Friendly Fires

Friendly Fires

They were the first unsigned band to appear on Channel 4’s Transmission show, Radio 1 DJs Zane Lowe, Colin Murray and Rob Da Bank are fans and now, signed to XL, they count Radiohead, The White Stripes and Adele as their labelmates.

It’s not hard to see what all the fuss is about either.

Macfarlane (vocals, synths, bass), Gibson (guitar) and Savidge (drums) met at school and formed their first band, called First Day Back - “I know,” says Savidge with a wry smile - when they were 14. They played a hybrid of Fugazi-inspired post-hardcore with lots of math rock guitars and no vocals. “I think we took everything a little too seriously back then,” says Macfarlane. “Obviously, it’s changed a lot since then. Writing a pop song wasn’t very high on our agenda, but now we definitely want to write songs with a pop edge.”

There’s also a dance influence clearly audible in Friendly Fires. They’ve covered house tracks such as Good Life by Inner City and, most successfully, the Chicago house classic Your Love by Jamie Principle. They trace it all back to local St Albans hero Chris Clark, signed to Warp records, who inspired them to explore abstract Aphex Twin-style electronica.

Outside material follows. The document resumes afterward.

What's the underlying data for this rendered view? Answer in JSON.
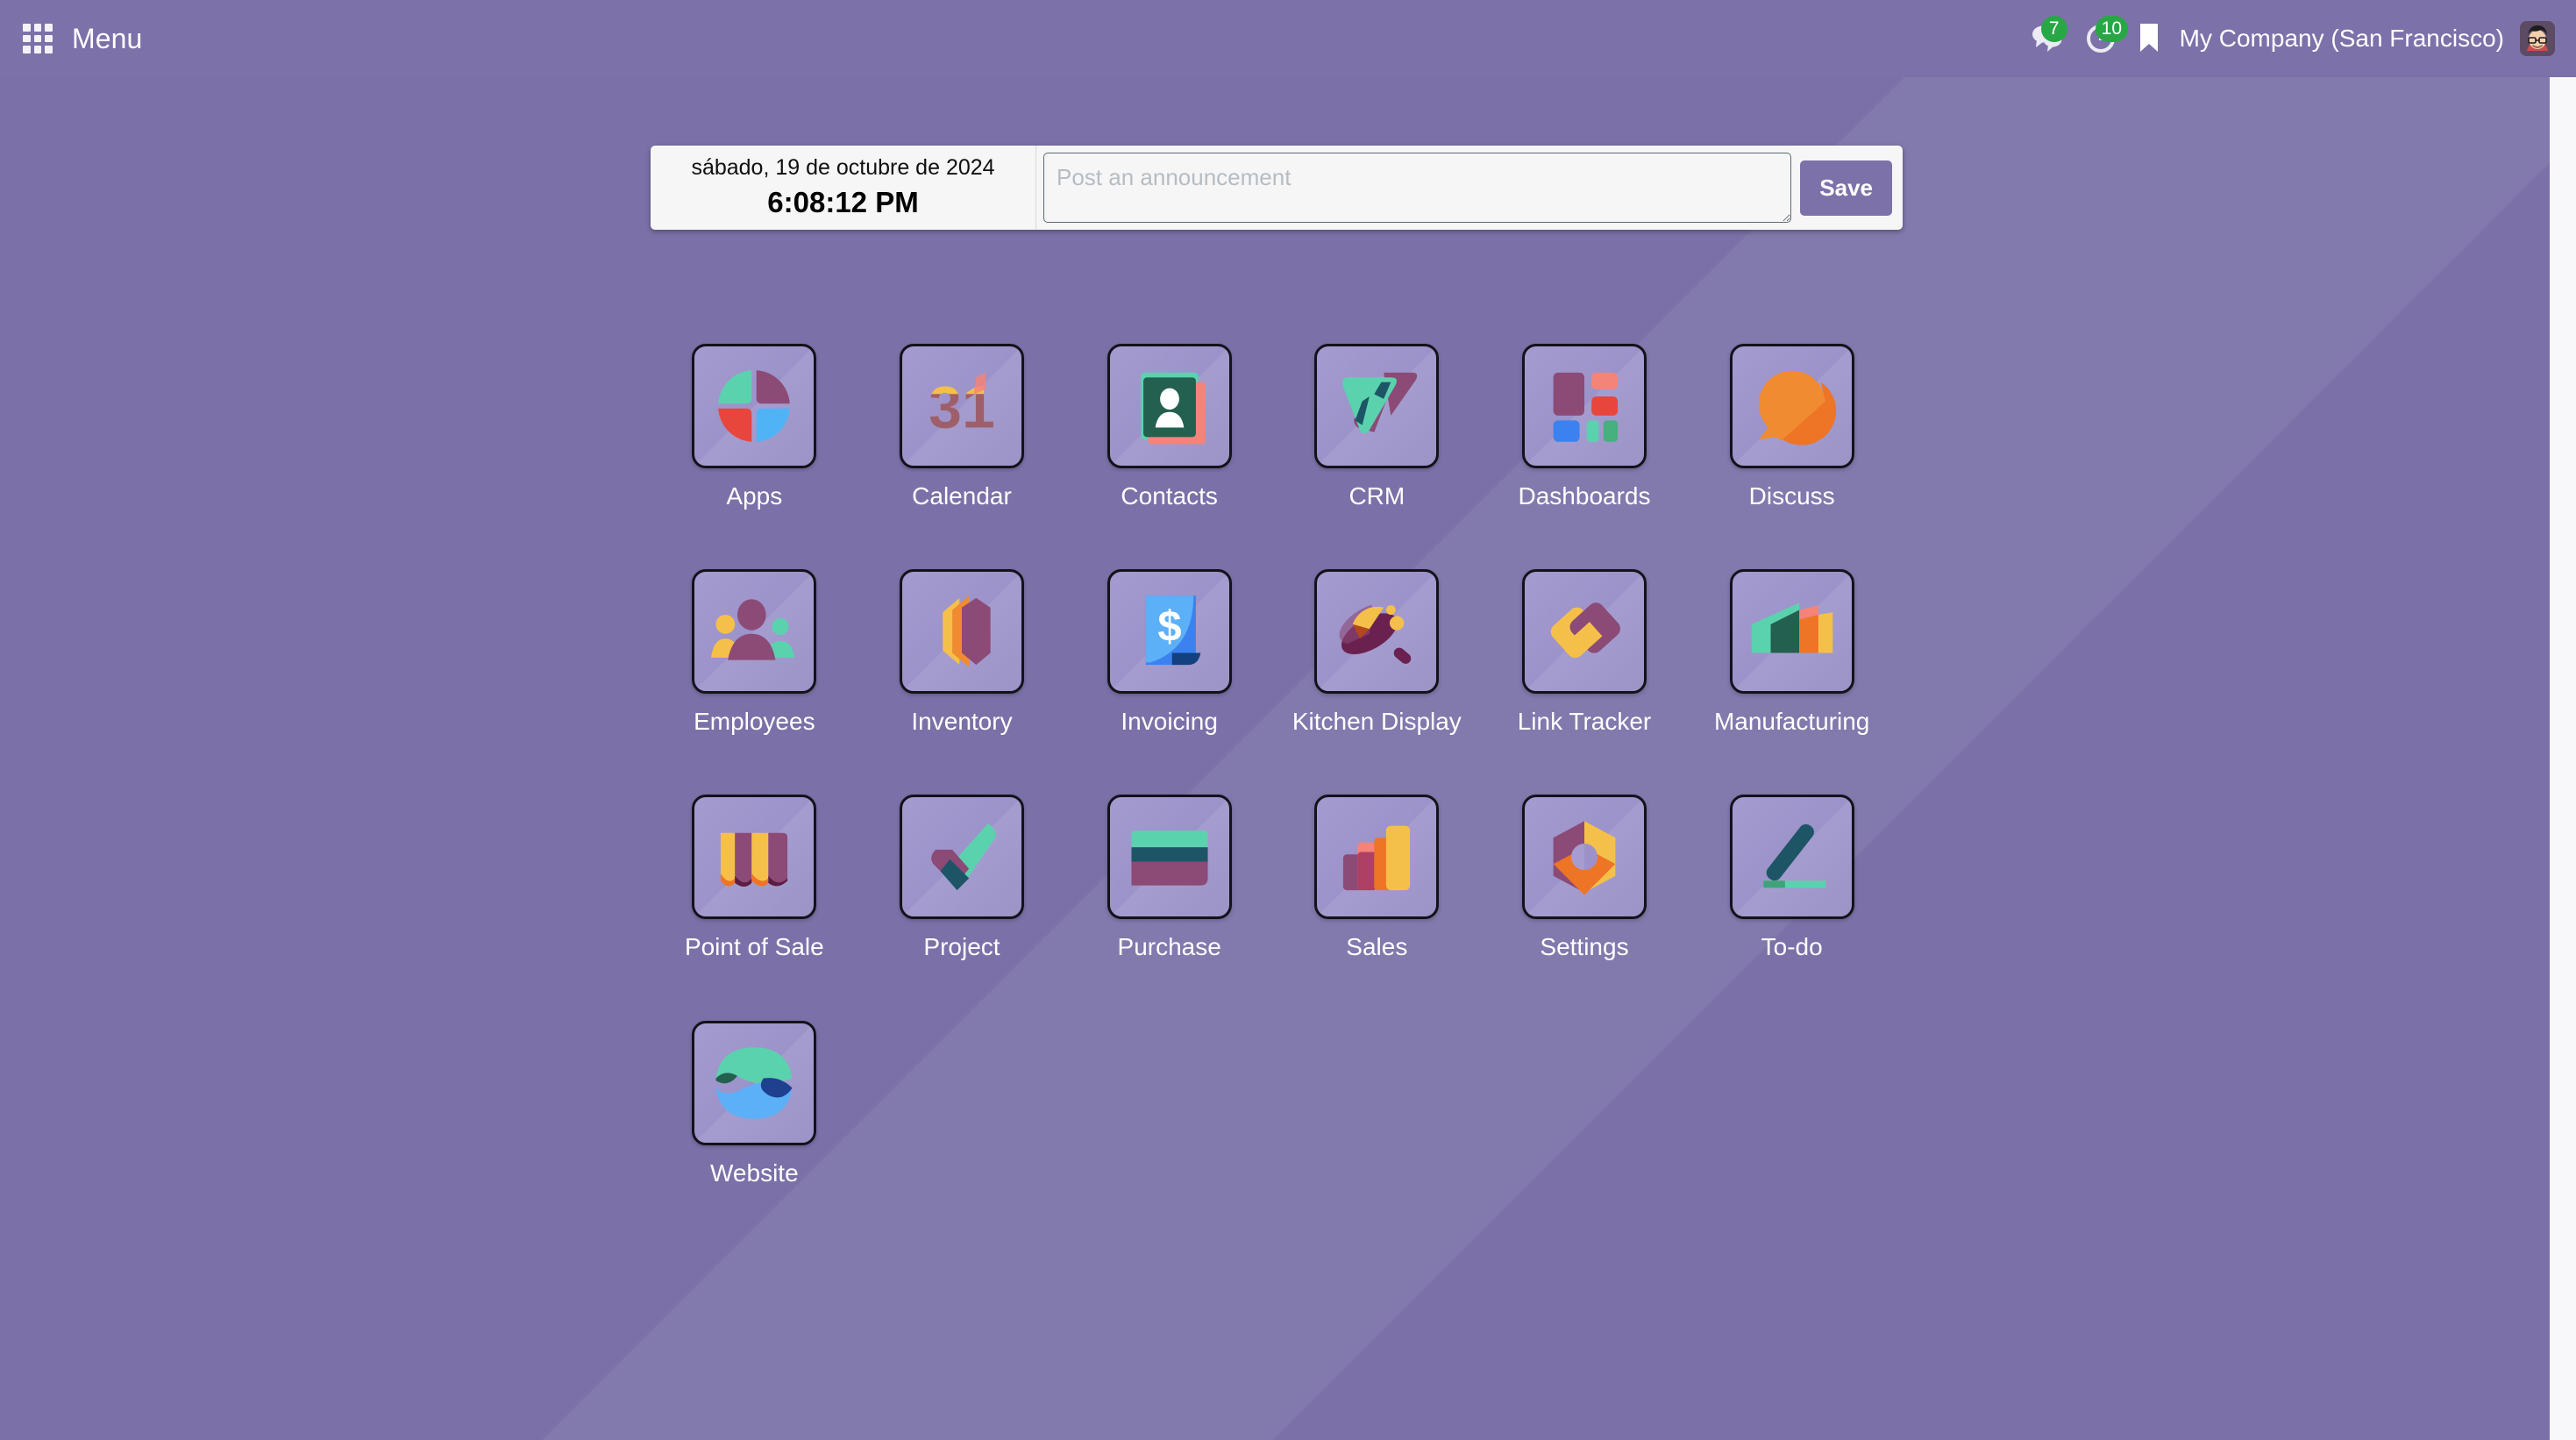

In turn, that led to “four-four dancefloor stuff”.

The band have a already had a pretty busy year, as well as the album release, they have a full festival diary, with a string of high-profile appearances at Glastonbury, Reading and Leeds in the UK, Summersonic in Japan, Melt in Germany and Plage De Rock in France.

The last word goes to Macfarlane. “It’s not long ago that I thought things might not happen for us.” Now they are, he puts it down to “songs that are catchy and don’t mess about.” Simple really.